The same goes for the Eiffel Tower and Pablo Picasso’s 1967 Chicago sculpture. Interestingly, Picasso’s was privately funded, meaning that the city’s money was not involved. but the work still caused controversy. Both works occupy prime spots on public land and were widely disliked at the time they were built. Nowadays, however, both are easily recognized symbols of the cities where they are located and don’t seem the least bit controversial.

Scandal may have propelled them to fame, but over time something else kicked in: people got used to them and eventually grew to love them.

According to some public arts administrators, one way to reduce controversy is to involve the public in the decision process, so the space is used in the way that appeals to the most people. Another trend is integrating public art into the surrounding space.

Artists are expected to consider the use and appearance of the area in their designs. Gone are the days of “plop art,” when works were erected by a select group of experts without considering public opinion. Increasingly, public art is designed by architects with the goal of blending harmoniously with buildings or planned spaces.

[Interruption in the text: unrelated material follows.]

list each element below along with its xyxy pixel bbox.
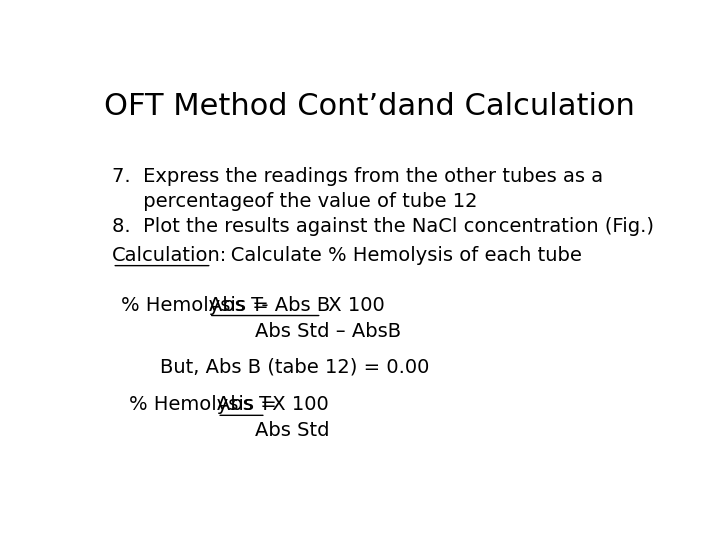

Of course, if art is forced to meet rigid criteria , the risk is that it could become merely decorative. And the worst artistic offense of all, says Pincus, is blandness. Janet Echelman, a well-known public artist, says controversy is a good thing.

“It’s good for art to make us think, to give us a shared experience that creates a dialogue, makes us talk to each other, including strangers.” So whether they call it unsightly or elegantly beautiful, at least there’ll be something to whisper about. The stranger the better?